As Animation Oscar Rule Changes, GKIDS Unveils Latest Film

Dash Shaw’s ‘My Entire High School Sinking Into the Sea’ opens Friday.

Indie distributor GKIDS’ latest animated feature, My Entire High School Sinking Into the Sea from cartoonist Dash Shaw (author of the graphic novel New School), opens Friday — just one week after an Oscars rule change that will allow more Academy members to join the best animated feature nominating committee, a move that could make it harder for indie features, like those GKIDS specializes in, to earn nominations.

But Shaw, who sat down with The Hollywood Reporter this week to discuss his first film, seemed unconcerned about how the rule change could affect the Oscar fortunes of his own pic.

“I don’t pay attention,” he says, admitting he doesn’t follow that sort of news. “I know that [GKIDS’] My Life as a Zucchini was nominated this year, and if that means more people saw it, that’s great. I live under the assumption that I’ll never be nominated for anything, and I’m happy with that. It’s safer not to look at it or hear anything about it. That sounds harsh, but it’s coming from a place that it’s just a different world.”

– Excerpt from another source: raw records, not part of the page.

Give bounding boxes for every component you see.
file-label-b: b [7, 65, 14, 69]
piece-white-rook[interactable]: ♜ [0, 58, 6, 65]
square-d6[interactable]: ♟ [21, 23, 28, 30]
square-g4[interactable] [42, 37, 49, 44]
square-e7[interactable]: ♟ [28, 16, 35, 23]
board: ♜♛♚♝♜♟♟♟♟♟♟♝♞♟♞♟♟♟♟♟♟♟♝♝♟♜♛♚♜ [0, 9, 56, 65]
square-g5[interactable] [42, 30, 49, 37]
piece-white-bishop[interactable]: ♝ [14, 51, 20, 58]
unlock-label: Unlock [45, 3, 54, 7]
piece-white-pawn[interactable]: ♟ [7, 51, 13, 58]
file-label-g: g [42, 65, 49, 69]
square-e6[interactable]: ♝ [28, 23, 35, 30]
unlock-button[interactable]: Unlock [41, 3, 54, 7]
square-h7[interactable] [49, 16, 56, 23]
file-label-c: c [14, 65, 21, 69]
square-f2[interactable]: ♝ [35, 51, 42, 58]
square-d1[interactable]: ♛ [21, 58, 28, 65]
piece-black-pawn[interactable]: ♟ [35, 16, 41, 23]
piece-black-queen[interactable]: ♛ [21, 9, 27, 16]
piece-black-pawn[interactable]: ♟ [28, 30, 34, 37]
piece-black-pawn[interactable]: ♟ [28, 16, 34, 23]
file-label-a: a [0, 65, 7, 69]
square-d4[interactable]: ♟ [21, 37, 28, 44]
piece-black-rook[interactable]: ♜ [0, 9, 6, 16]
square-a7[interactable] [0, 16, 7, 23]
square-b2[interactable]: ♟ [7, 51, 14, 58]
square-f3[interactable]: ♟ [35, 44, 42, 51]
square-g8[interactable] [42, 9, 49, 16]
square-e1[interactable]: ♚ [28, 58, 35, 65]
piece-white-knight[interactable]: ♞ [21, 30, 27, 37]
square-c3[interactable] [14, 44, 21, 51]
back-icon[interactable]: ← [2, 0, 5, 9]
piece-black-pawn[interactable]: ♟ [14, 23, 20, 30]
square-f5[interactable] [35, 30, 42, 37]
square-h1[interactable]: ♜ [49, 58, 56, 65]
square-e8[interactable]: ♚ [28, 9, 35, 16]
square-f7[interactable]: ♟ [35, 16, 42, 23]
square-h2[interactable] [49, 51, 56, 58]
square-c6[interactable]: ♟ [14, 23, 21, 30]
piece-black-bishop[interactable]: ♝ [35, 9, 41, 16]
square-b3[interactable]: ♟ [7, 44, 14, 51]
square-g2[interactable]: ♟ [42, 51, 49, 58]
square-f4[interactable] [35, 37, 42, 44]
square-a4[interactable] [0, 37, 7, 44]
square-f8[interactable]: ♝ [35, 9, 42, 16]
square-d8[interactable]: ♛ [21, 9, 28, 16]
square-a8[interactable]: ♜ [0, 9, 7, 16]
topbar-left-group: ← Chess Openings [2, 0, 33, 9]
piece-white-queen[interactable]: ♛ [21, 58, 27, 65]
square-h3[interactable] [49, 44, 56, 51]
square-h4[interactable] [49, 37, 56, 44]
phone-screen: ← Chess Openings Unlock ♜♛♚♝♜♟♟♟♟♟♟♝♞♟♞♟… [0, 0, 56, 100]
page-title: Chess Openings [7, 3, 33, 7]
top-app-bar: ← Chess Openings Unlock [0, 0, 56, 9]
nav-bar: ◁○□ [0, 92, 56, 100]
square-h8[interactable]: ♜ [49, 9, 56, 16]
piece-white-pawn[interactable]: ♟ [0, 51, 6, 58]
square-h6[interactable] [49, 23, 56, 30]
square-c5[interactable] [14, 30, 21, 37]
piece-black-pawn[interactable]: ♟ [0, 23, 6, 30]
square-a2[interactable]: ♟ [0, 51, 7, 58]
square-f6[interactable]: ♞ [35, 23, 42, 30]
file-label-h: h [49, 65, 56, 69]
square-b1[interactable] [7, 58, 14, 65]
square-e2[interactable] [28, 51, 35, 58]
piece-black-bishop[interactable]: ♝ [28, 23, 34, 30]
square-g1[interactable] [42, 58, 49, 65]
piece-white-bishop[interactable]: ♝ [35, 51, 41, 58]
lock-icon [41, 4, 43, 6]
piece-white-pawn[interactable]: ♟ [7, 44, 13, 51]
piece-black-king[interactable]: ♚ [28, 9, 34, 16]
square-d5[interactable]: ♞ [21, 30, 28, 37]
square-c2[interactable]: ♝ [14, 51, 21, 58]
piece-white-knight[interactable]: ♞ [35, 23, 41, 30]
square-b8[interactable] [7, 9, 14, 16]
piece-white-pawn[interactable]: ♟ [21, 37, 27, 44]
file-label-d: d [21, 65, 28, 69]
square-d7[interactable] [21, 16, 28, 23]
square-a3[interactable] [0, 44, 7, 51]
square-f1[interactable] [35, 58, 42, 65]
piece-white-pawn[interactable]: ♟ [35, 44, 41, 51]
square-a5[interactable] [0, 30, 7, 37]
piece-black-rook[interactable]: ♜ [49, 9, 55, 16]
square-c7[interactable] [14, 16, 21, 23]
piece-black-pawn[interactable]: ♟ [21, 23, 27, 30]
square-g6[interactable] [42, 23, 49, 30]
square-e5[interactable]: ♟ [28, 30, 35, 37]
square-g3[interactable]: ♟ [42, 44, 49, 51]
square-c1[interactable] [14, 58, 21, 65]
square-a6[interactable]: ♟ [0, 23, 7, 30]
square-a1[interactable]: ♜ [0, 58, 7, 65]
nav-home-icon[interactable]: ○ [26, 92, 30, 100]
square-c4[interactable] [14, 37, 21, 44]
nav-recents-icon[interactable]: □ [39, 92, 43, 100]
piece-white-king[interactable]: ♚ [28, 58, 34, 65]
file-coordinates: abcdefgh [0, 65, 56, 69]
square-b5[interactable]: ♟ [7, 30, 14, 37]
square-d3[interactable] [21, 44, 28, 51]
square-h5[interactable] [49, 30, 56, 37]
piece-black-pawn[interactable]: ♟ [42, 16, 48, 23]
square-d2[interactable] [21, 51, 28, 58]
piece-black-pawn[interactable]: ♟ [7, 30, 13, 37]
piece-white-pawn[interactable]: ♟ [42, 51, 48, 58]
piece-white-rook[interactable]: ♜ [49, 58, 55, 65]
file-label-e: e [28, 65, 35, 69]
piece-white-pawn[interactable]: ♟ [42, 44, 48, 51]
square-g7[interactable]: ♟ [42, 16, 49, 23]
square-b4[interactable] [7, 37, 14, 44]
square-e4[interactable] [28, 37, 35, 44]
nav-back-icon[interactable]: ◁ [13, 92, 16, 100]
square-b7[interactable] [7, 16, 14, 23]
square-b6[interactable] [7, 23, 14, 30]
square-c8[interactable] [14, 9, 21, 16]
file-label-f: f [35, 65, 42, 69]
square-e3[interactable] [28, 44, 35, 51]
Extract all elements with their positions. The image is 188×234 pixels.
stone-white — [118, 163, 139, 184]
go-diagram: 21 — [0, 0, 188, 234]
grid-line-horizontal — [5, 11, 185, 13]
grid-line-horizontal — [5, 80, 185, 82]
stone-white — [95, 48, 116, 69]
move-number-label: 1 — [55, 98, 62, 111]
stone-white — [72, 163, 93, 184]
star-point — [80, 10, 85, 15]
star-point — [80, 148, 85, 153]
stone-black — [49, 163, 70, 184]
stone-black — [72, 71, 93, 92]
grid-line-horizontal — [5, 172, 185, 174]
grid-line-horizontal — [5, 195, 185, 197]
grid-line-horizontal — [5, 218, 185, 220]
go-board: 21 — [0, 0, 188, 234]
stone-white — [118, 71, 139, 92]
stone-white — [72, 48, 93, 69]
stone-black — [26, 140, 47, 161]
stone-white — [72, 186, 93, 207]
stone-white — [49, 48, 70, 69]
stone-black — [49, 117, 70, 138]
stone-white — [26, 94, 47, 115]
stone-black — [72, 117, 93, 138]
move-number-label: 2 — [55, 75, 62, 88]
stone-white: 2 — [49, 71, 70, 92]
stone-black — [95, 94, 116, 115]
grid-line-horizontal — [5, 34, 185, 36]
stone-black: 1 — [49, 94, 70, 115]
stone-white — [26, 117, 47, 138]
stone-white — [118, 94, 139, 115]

GKIDS approached Shaw with a distribution offer after his mixed-media film High School screened at last year’s Toronto International Film Festival. And the director was aware of GKIDS’ track record, saying, “I’m told they see everything that comes out. They have their eyes on finding unusual animation from around the world, so I feel like they select the sort of things that get nominated. With GKIDS, you get to be associated with [Hayao] Miyazaki [GKIDS’ slate has included numerous films from the Oscar-winning Japanese animator] and cool, unusual, independent animation.”

Written and directed by Shaw, High School could be loosely described as a John Hughes movie meets Titanic. The film follows a sophomore named Dash (voiced by Jason Schwartzman) whose high school, built on a fault line, slips into the sea and begins to sink. Dash and his best friend Assaf (Reggie Watts); friend Verti (Maya Rudolph); Mary, a popular know-it-all (Lena Dunham); and a lunch lady (Susan Sarandon) team up to race floor by floor (or level by level, in a reference to video games) to the highest point to try to save themselves as the school fills with water. Along the way, the movie weaves in stories about high school themes like friendships, cliques and young love. There are also nods to some of Shaw’s favorite cartoons, including A Charlie Brown Christmas.

The feature started as a comedic short. “The initial impetus was that when I was a teenager in the ‘90s, the majority of alternative comics were autobio comics. And the joke of this comic was that it was someone who had the same name as the creator, and their world has clearly been distorted to favor their perspective — that they would be a hero in a boy’s adventure story,” Shaw explains. “Why a school sinking? Titanic came out when I was in high school, but maybe more than that, I love anime, and lots of those are about schools and danger.”

Asked how much Dash the character is based on Dash the cartoonist, Shaw responds, “I’m not like that character, but a lot of it is based on real things: I worked on my school newspaper, and I had nerdy friends. So a lot is similar, but a lot is a joke.”

The film was made over the course of six years as a side project, primarily out of Shaw’s New York apartment, where he worked with his wife, the film’s lead animator, Jane Samborski. He met producers Kyle Martin and Craig Zobel at the Sundance Lab.

The mixed-media animation style incorporates drawings, painting and collage. “If you look at, for instance, Speed Racer, it’s limiting in the number of drawings. It has it own particular poetic beauty that’s different than full animation,” says Shaw. “Look at how powerful just looking at a still painting can be. Look at magic lanterns [a 17th century projection system] — it’s just still paintings that are dissolving from each other.”

Shaw is already working on his next animated movie, which he described as an R-rated, 1960s-set story about a zoo for mythological creatures that questions whether or not zoos are a good idea.

My Entire High School Sinking Into the Sea is an Electric Chinoland production in association with Low Spark Films and Washington Square Films.